Rachel Ndichu, a freelance translator working out of Nairobi, sees the lack of support organizations as another challenge for African translators. “To begin with, the education system or institutions have not given this field ample exposure. This means that few people know about translation, and since the institutions have not been keen on offering courses specific to the area, we have fewer properly trained and informed translators. In addition, there is no existing and well-established body for translators which would greatly help in providing information on the field. Without such a body and with the few existing translators hardly interacting, there is no clear guide on how to charge for work; thus, young translators really struggle with quoting rates to their clients.” Ndichu also sees the need for training to enhance translators’ skills and the need for free CAT tools licenses.

 

ELM program

Let’s go back to our fictitious Richmond High School students. If we really wanted to help them understand how to protect themselves against AIDS, wouldn’t we want to be darn sure they understand the information we’re giving them? And isn’t that equally as important when teaching sex education to teenagers half a world away?

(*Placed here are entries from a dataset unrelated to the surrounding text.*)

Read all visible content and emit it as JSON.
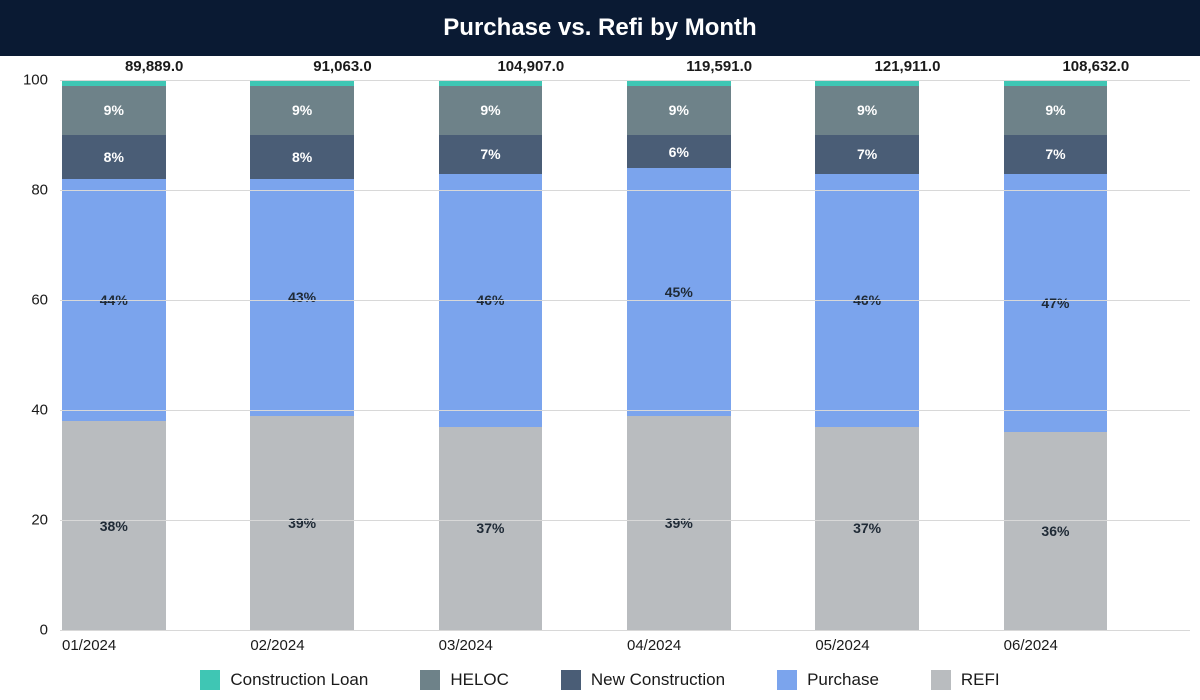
{
  "header": {
    "title": "Purchase vs. Refi by Month",
    "bg_color": "#0a1a33",
    "text_color": "#ffffff"
  },
  "chart": {
    "type": "stacked-bar-100pct",
    "background_color": "#ffffff",
    "ylim": [
      0,
      100
    ],
    "yticks": [
      0,
      20,
      40,
      60,
      80,
      100
    ],
    "grid_color": "#d8d8d8",
    "axis_text_color": "#1a1a1a",
    "bar_width_pct": 55,
    "categories": [
      "01/2024",
      "02/2024",
      "03/2024",
      "04/2024",
      "05/2024",
      "06/2024"
    ],
    "totals": [
      "89,889.0",
      "91,063.0",
      "104,907.0",
      "119,591.0",
      "121,911.0",
      "108,632.0"
    ],
    "series": [
      {
        "name": "REFI",
        "color": "#b9bcbf",
        "label_color": "#1f2a36",
        "values": [
          38,
          39,
          37,
          39,
          37,
          36
        ]
      },
      {
        "name": "Purchase",
        "color": "#7ba4ed",
        "label_color": "#1f2a36",
        "values": [
          44,
          43,
          46,
          45,
          46,
          47
        ]
      },
      {
        "name": "New Construction",
        "color": "#4a5d76",
        "label_color": "#ffffff",
        "values": [
          8,
          8,
          7,
          6,
          7,
          7
        ]
      },
      {
        "name": "HELOC",
        "color": "#6e8289",
        "label_color": "#ffffff",
        "values": [
          9,
          9,
          9,
          9,
          9,
          9
        ]
      },
      {
        "name": "Construction Loan",
        "color": "#3fc6b4",
        "label_color": "#1f2a36",
        "values": [
          1,
          1,
          1,
          1,
          1,
          1
        ]
      }
    ],
    "segment_label_suffix": "%",
    "segment_label_min_value": 3,
    "legend_order": [
      "Construction Loan",
      "HELOC",
      "New Construction",
      "Purchase",
      "REFI"
    ],
    "title_fontsize": 24,
    "axis_fontsize": 15,
    "total_fontsize": 15,
    "segment_fontsize": 14,
    "legend_fontsize": 17
  }
}
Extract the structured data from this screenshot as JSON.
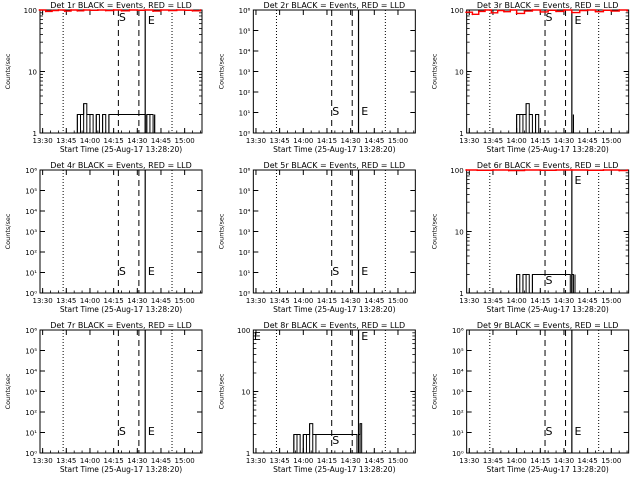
{
  "figure": {
    "xlabel": "Start Time (25-Aug-17 13:28:20)",
    "ylabel": "Counts/sec",
    "x_tick_labels": [
      "13:30",
      "13:45",
      "14:00",
      "14:15",
      "14:30",
      "14:45",
      "15:00"
    ],
    "colors": {
      "events": "#000000",
      "lld": "#ff0000"
    }
  },
  "chart_data": [
    {
      "type": "line",
      "title": "Det 1r BLACK = Events, RED = LLD",
      "xlabel": "Start Time (25-Aug-17 13:28:20)",
      "ylabel": "Counts/sec",
      "x_range": [
        "13:28:20",
        "15:11:00"
      ],
      "y_scale": "log",
      "ylim": [
        1,
        100
      ],
      "y_tick_labels": [
        "1",
        "10",
        "100"
      ],
      "y_tick_values": [
        1,
        10,
        100
      ],
      "annotations": [
        {
          "text": "S",
          "time": "14:18"
        },
        {
          "text": "E",
          "time": "14:37"
        }
      ],
      "vlines": [
        {
          "time": "13:43",
          "style": "dotted"
        },
        {
          "time": "14:18",
          "style": "dashed"
        },
        {
          "time": "14:31",
          "style": "dashed"
        },
        {
          "time": "14:35",
          "style": "solid"
        },
        {
          "time": "14:52",
          "style": "dotted"
        }
      ],
      "series": [
        {
          "color": "black",
          "x": [
            "13:50",
            "13:52",
            "13:54",
            "13:56",
            "13:58",
            "14:00",
            "14:02",
            "14:04",
            "14:06",
            "14:08",
            "14:10",
            "14:12",
            "14:35",
            "14:36",
            "14:38",
            "14:40",
            "14:41"
          ],
          "y": [
            1,
            2,
            2,
            3,
            2,
            2,
            1,
            2,
            1,
            2,
            1,
            2,
            1,
            2,
            2,
            1,
            2
          ]
        },
        {
          "color": "red",
          "x": [
            "13:28",
            "13:32",
            "13:36",
            "13:40",
            "13:44",
            "13:48",
            "13:52",
            "13:56",
            "14:00",
            "14:05",
            "14:10",
            "14:15",
            "14:20",
            "14:25",
            "14:30",
            "14:35",
            "14:40",
            "14:45",
            "14:50",
            "14:55",
            "15:00",
            "15:05",
            "15:10"
          ],
          "y": [
            100,
            95,
            98,
            100,
            96,
            100,
            97,
            100,
            99,
            100,
            98,
            100,
            97,
            100,
            99,
            100,
            96,
            100,
            98,
            100,
            99,
            97,
            100
          ]
        }
      ]
    },
    {
      "type": "line",
      "title": "Det 2r BLACK = Events, RED = LLD",
      "xlabel": "Start Time (25-Aug-17 13:28:20)",
      "ylabel": "Counts/sec",
      "x_range": [
        "13:28:20",
        "15:11:00"
      ],
      "y_scale": "log",
      "ylim": [
        1,
        1000000
      ],
      "y_tick_labels": [
        "10⁰",
        "10¹",
        "10²",
        "10³",
        "10⁴",
        "10⁵",
        "10⁶"
      ],
      "y_tick_values": [
        1,
        10,
        100,
        1000,
        10000,
        100000,
        1000000
      ],
      "annotations": [
        {
          "text": "S",
          "time": "14:18"
        },
        {
          "text": "E",
          "time": "14:37"
        }
      ],
      "vlines": [
        {
          "time": "13:43",
          "style": "dotted"
        },
        {
          "time": "14:18",
          "style": "dashed"
        },
        {
          "time": "14:31",
          "style": "dashed"
        },
        {
          "time": "14:35",
          "style": "solid"
        },
        {
          "time": "14:52",
          "style": "dotted"
        }
      ],
      "series": []
    },
    {
      "type": "line",
      "title": "Det 3r BLACK = Events, RED = LLD",
      "xlabel": "Start Time (25-Aug-17 13:28:20)",
      "ylabel": "Counts/sec",
      "x_range": [
        "13:28:20",
        "15:11:00"
      ],
      "y_scale": "log",
      "ylim": [
        1,
        100
      ],
      "y_tick_labels": [
        "1",
        "10",
        "100"
      ],
      "y_tick_values": [
        1,
        10,
        100
      ],
      "annotations": [
        {
          "text": "S",
          "time": "14:18"
        },
        {
          "text": "E",
          "time": "14:37"
        }
      ],
      "vlines": [
        {
          "time": "13:43",
          "style": "dotted"
        },
        {
          "time": "14:18",
          "style": "dashed"
        },
        {
          "time": "14:31",
          "style": "dashed"
        },
        {
          "time": "14:35",
          "style": "solid"
        },
        {
          "time": "14:52",
          "style": "dotted"
        }
      ],
      "series": [
        {
          "color": "black",
          "x": [
            "13:58",
            "14:00",
            "14:02",
            "14:04",
            "14:06",
            "14:08",
            "14:10",
            "14:12",
            "14:14",
            "14:34",
            "14:36"
          ],
          "y": [
            1,
            2,
            2,
            2,
            3,
            2,
            1,
            2,
            1,
            1,
            2
          ]
        },
        {
          "color": "red",
          "x": [
            "13:28",
            "13:32",
            "13:36",
            "13:40",
            "13:44",
            "13:48",
            "13:52",
            "13:56",
            "14:00",
            "14:05",
            "14:10",
            "14:15",
            "14:20",
            "14:25",
            "14:30",
            "14:35",
            "14:40",
            "14:45",
            "14:50",
            "14:55",
            "15:00",
            "15:05",
            "15:10"
          ],
          "y": [
            92,
            85,
            95,
            100,
            90,
            98,
            94,
            100,
            88,
            96,
            100,
            93,
            99,
            95,
            100,
            91,
            98,
            100,
            94,
            99,
            96,
            100,
            97
          ]
        }
      ]
    },
    {
      "type": "line",
      "title": "Det 4r BLACK = Events, RED = LLD",
      "xlabel": "Start Time (25-Aug-17 13:28:20)",
      "ylabel": "Counts/sec",
      "x_range": [
        "13:28:20",
        "15:11:00"
      ],
      "y_scale": "log",
      "ylim": [
        1,
        1000000
      ],
      "y_tick_labels": [
        "10⁰",
        "10¹",
        "10²",
        "10³",
        "10⁴",
        "10⁵",
        "10⁶"
      ],
      "y_tick_values": [
        1,
        10,
        100,
        1000,
        10000,
        100000,
        1000000
      ],
      "annotations": [
        {
          "text": "S",
          "time": "14:18"
        },
        {
          "text": "E",
          "time": "14:37"
        }
      ],
      "vlines": [
        {
          "time": "13:43",
          "style": "dotted"
        },
        {
          "time": "14:18",
          "style": "dashed"
        },
        {
          "time": "14:31",
          "style": "dashed"
        },
        {
          "time": "14:35",
          "style": "solid"
        },
        {
          "time": "14:52",
          "style": "dotted"
        }
      ],
      "series": []
    },
    {
      "type": "line",
      "title": "Det 5r BLACK = Events, RED = LLD",
      "xlabel": "Start Time (25-Aug-17 13:28:20)",
      "ylabel": "Counts/sec",
      "x_range": [
        "13:28:20",
        "15:11:00"
      ],
      "y_scale": "log",
      "ylim": [
        1,
        1000000
      ],
      "y_tick_labels": [
        "10⁰",
        "10¹",
        "10²",
        "10³",
        "10⁴",
        "10⁵",
        "10⁶"
      ],
      "y_tick_values": [
        1,
        10,
        100,
        1000,
        10000,
        100000,
        1000000
      ],
      "annotations": [
        {
          "text": "S",
          "time": "14:18"
        },
        {
          "text": "E",
          "time": "14:37"
        }
      ],
      "vlines": [
        {
          "time": "13:43",
          "style": "dotted"
        },
        {
          "time": "14:18",
          "style": "dashed"
        },
        {
          "time": "14:31",
          "style": "dashed"
        },
        {
          "time": "14:35",
          "style": "solid"
        },
        {
          "time": "14:52",
          "style": "dotted"
        }
      ],
      "series": []
    },
    {
      "type": "line",
      "title": "Det 6r BLACK = Events, RED = LLD",
      "xlabel": "Start Time (25-Aug-17 13:28:20)",
      "ylabel": "Counts/sec",
      "x_range": [
        "13:28:20",
        "15:11:00"
      ],
      "y_scale": "log",
      "ylim": [
        1,
        100
      ],
      "y_tick_labels": [
        "1",
        "10",
        "100"
      ],
      "y_tick_values": [
        1,
        10,
        100
      ],
      "annotations": [
        {
          "text": "S",
          "time": "14:18"
        },
        {
          "text": "E",
          "time": "14:37"
        }
      ],
      "vlines": [
        {
          "time": "13:43",
          "style": "dotted"
        },
        {
          "time": "14:18",
          "style": "dashed"
        },
        {
          "time": "14:31",
          "style": "dashed"
        },
        {
          "time": "14:35",
          "style": "solid"
        },
        {
          "time": "14:52",
          "style": "dotted"
        }
      ],
      "series": [
        {
          "color": "black",
          "x": [
            "13:58",
            "14:00",
            "14:02",
            "14:04",
            "14:06",
            "14:08",
            "14:10",
            "14:34",
            "14:35",
            "14:36",
            "14:37"
          ],
          "y": [
            1,
            2,
            1,
            2,
            2,
            1,
            2,
            1,
            2,
            1,
            2
          ]
        },
        {
          "color": "red",
          "x": [
            "13:28",
            "13:35",
            "13:45",
            "13:55",
            "14:05",
            "14:15",
            "14:25",
            "14:35",
            "14:45",
            "14:55",
            "15:05",
            "15:10"
          ],
          "y": [
            100,
            99,
            100,
            98,
            100,
            99,
            100,
            100,
            99,
            100,
            98,
            100
          ]
        }
      ]
    },
    {
      "type": "line",
      "title": "Det 7r BLACK = Events, RED = LLD",
      "xlabel": "Start Time (25-Aug-17 13:28:20)",
      "ylabel": "Counts/sec",
      "x_range": [
        "13:28:20",
        "15:11:00"
      ],
      "y_scale": "log",
      "ylim": [
        1,
        1000000
      ],
      "y_tick_labels": [
        "10⁰",
        "10¹",
        "10²",
        "10³",
        "10⁴",
        "10⁵",
        "10⁶"
      ],
      "y_tick_values": [
        1,
        10,
        100,
        1000,
        10000,
        100000,
        1000000
      ],
      "annotations": [
        {
          "text": "S",
          "time": "14:18"
        },
        {
          "text": "E",
          "time": "14:37"
        }
      ],
      "vlines": [
        {
          "time": "13:43",
          "style": "dotted"
        },
        {
          "time": "14:18",
          "style": "dashed"
        },
        {
          "time": "14:31",
          "style": "dashed"
        },
        {
          "time": "14:35",
          "style": "solid"
        },
        {
          "time": "14:52",
          "style": "dotted"
        }
      ],
      "series": []
    },
    {
      "type": "line",
      "title": "Det 8r BLACK = Events, RED = LLD",
      "xlabel": "Start Time (25-Aug-17 13:28:20)",
      "ylabel": "Counts/sec",
      "x_range": [
        "13:28:20",
        "15:11:00"
      ],
      "y_scale": "log",
      "ylim": [
        1,
        100
      ],
      "y_tick_labels": [
        "1",
        "10",
        "100"
      ],
      "y_tick_values": [
        1,
        10,
        100
      ],
      "annotations": [
        {
          "text": "E",
          "time": "13:29"
        },
        {
          "text": "S",
          "time": "14:18"
        },
        {
          "text": "E",
          "time": "14:37"
        }
      ],
      "vlines": [
        {
          "time": "13:43",
          "style": "dotted"
        },
        {
          "time": "14:18",
          "style": "dashed"
        },
        {
          "time": "14:31",
          "style": "dashed"
        },
        {
          "time": "14:35",
          "style": "solid"
        },
        {
          "time": "14:52",
          "style": "dotted"
        }
      ],
      "series": [
        {
          "color": "black",
          "x": [
            "13:52",
            "13:54",
            "13:56",
            "13:58",
            "14:00",
            "14:02",
            "14:04",
            "14:06",
            "14:08",
            "14:34",
            "14:35",
            "14:36",
            "14:37"
          ],
          "y": [
            1,
            2,
            2,
            1,
            2,
            2,
            3,
            2,
            2,
            1,
            2,
            3,
            2
          ]
        }
      ]
    },
    {
      "type": "line",
      "title": "Det 9r BLACK = Events, RED = LLD",
      "xlabel": "Start Time (25-Aug-17 13:28:20)",
      "ylabel": "Counts/sec",
      "x_range": [
        "13:28:20",
        "15:11:00"
      ],
      "y_scale": "log",
      "ylim": [
        1,
        1000000
      ],
      "y_tick_labels": [
        "10⁰",
        "10¹",
        "10²",
        "10³",
        "10⁴",
        "10⁵",
        "10⁶"
      ],
      "y_tick_values": [
        1,
        10,
        100,
        1000,
        10000,
        100000,
        1000000
      ],
      "annotations": [
        {
          "text": "S",
          "time": "14:18"
        },
        {
          "text": "E",
          "time": "14:37"
        }
      ],
      "vlines": [
        {
          "time": "13:43",
          "style": "dotted"
        },
        {
          "time": "14:18",
          "style": "dashed"
        },
        {
          "time": "14:31",
          "style": "dashed"
        },
        {
          "time": "14:35",
          "style": "solid"
        },
        {
          "time": "14:52",
          "style": "dotted"
        }
      ],
      "series": []
    }
  ]
}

Translators without Borders, a nonprofit providing free translations to humanitarian organizations, is trying to help lift some of these barriers to freely available medical information for all Africans. Looking to increase the pool of professional translators in local African languages, we are developing a program called Emerging Languages Mentoring (ELM) to help foster a locally based translation industry in the continent. With support from partners across the translation industry such as ProZ.com, Google, Wordfast and acrolinx, ELM will make training and tools available to African translators. Once funding is in place, other actions will include enabling mentoring relationships with individual translators and translator associations and helping to arrange for laptops and internet connections in exchange for the translation of health materials. How will we know we have made an impact? When local African translators can help provide medical information that is accessible to and understandable by the people who need it the most.